I think Bethesda has to understand that the audience for Fallout games is extremely segregated horizontally. So just like there's no perfect pasta sauce that appeals to everyone who likes pasta sauce, there can be no perfect Fallout game that appeals to everyone who likes Fallout. I mean the Fallout fanbase (as defined as the set of everybody who could potentially be very excited by a new Fallout game) includes both people whose 3 favorite games of all time likely contain more written text than all AAA games released in 2015 combined, and people who hate reading.

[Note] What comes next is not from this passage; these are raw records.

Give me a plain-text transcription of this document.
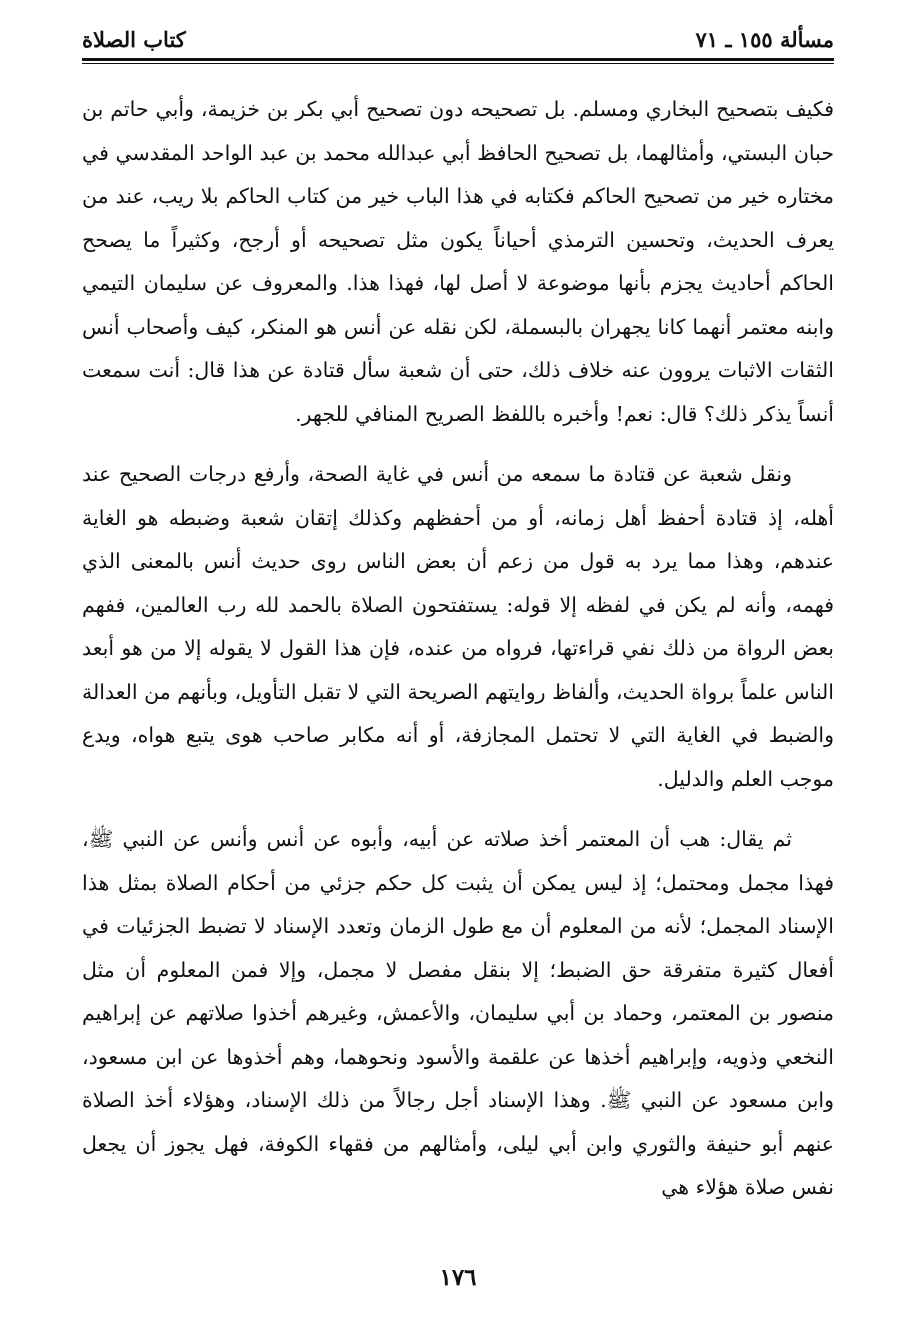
مسألة ١٥٥ ـ ٧١
كتاب الصلاة

فكيف بتصحيح البخاري ومسلم. بل تصحيحه دون تصحيح أبي بكر بن خزيمة، وأبي حاتم بن حبان البستي، وأمثالهما، بل تصحيح الحافظ أبي عبدالله محمد بن عبد الواحد المقدسي في مختاره خير من تصحيح الحاكم فكتابه في هذا الباب خير من كتاب الحاكم بلا ريب، عند من يعرف الحديث، وتحسين الترمذي أحياناً يكون مثل تصحيحه أو أرجح، وكثيراً ما يصحح الحاكم أحاديث يجزم بأنها موضوعة لا أصل لها، فهذا هذا. والمعروف عن سليمان التيمي وابنه معتمر أنهما كانا يجهران بالبسملة، لكن نقله عن أنس هو المنكر، كيف وأصحاب أنس الثقات الاثبات يروون عنه خلاف ذلك، حتى أن شعبة سأل قتادة عن هذا قال: أنت سمعت أنساً يذكر ذلك؟ قال: نعم! وأخبره باللفظ الصريح المنافي للجهر.

ونقل شعبة عن قتادة ما سمعه من أنس في غاية الصحة، وأرفع درجات الصحيح عند أهله، إذ قتادة أحفظ أهل زمانه، أو من أحفظهم وكذلك إتقان شعبة وضبطه هو الغاية عندهم، وهذا مما يرد به قول من زعم أن بعض الناس روى حديث أنس بالمعنى الذي فهمه، وأنه لم يكن في لفظه إلا قوله: يستفتحون الصلاة بالحمد لله رب العالمين، ففهم بعض الرواة من ذلك نفي قراءتها، فرواه من عنده، فإن هذا القول لا يقوله إلا من هو أبعد الناس علماً برواة الحديث، وألفاظ روايتهم الصريحة التي لا تقبل التأويل، وبأنهم من العدالة والضبط في الغاية التي لا تحتمل المجازفة، أو أنه مكابر صاحب هوى يتبع هواه، ويدع موجب العلم والدليل.

ثم يقال: هب أن المعتمر أخذ صلاته عن أبيه، وأبوه عن أنس وأنس عن النبي ﷺ، فهذا مجمل ومحتمل؛ إذ ليس يمكن أن يثبت كل حكم جزئي من أحكام الصلاة بمثل هذا الإسناد المجمل؛ لأنه من المعلوم أن مع طول الزمان وتعدد الإسناد لا تضبط الجزئيات في أفعال كثيرة متفرقة حق الضبط؛ إلا بنقل مفصل لا مجمل، وإلا فمن المعلوم أن مثل منصور بن المعتمر، وحماد بن أبي سليمان، والأعمش، وغيرهم أخذوا صلاتهم عن إبراهيم النخعي وذويه، وإبراهيم أخذها عن علقمة والأسود ونحوهما، وهم أخذوها عن ابن مسعود، وابن مسعود عن النبي ﷺ. وهذا الإسناد أجل رجالاً من ذلك الإسناد، وهؤلاء أخذ الصلاة عنهم أبو حنيفة والثوري وابن أبي ليلى، وأمثالهم من فقهاء الكوفة، فهل يجوز أن يجعل نفس صلاة هؤلاء هي

١٧٦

If Bethesda wants to capitalize on all the potential sales from the Fallout franchise, they can't just try to hit everybody at once since that's kind of impossible, and to simply make a point of targeting all the potentially lucrative subsets of their audience. The Fallout 3/NV split among fans shows at least that there are people who place a high value on a roleplaying experience and people who place a high value on the theme park experience. So why not simply make the extra-chunky pasta sauce and the spicy pasta sauce?
 
They'll never satisfy everyone. And while I would actually completely embrace the idea of Bethesda releasing their own Post-Apoc shooters with the Fallout name while allowing Obsidian (or people from Obsidian) to release their own New Vegases, I would also settle for a Bethesda Fallout that at least asks in the beginning if you'd like to do a dialogue-lite, Perk-based progression shooting type thing or a Skill-based (with checks, etc.) experience a la New Vegas, prior to starting a character. But then you still have them fucking up the lore, so I guess nobody wins either way.
 
I think I already mentioned that I never understood why game companies always think they only have to make one genre of games using one franchise... I mean Fallout universe is diverse and contains several different factions, why do Fallout games have all to be 1st person shooters these days? They could make most of their employees work on the next TES of Fallout shooter games and keep a small team of 10 people or something working on a Fallout RPG that is like the classic ones, or a strategy game in the world of Fallout, or a tactical combat one like FOT, or even a frikin card game... They would then release their big AAA game but could probably release their "niche" games before the AAA and profit from the hype for the main game (kinda like Fallout shelter worked). People that like the "niche" games would be happy and probably praise Bethesda's secondary games and the average joes would praise the big game... either way it would mean big profits for Bethesda.

But game devs seems fixated in just following one genre, one idea... They are like Hollywood now, they are scared to risk it and just play it safe.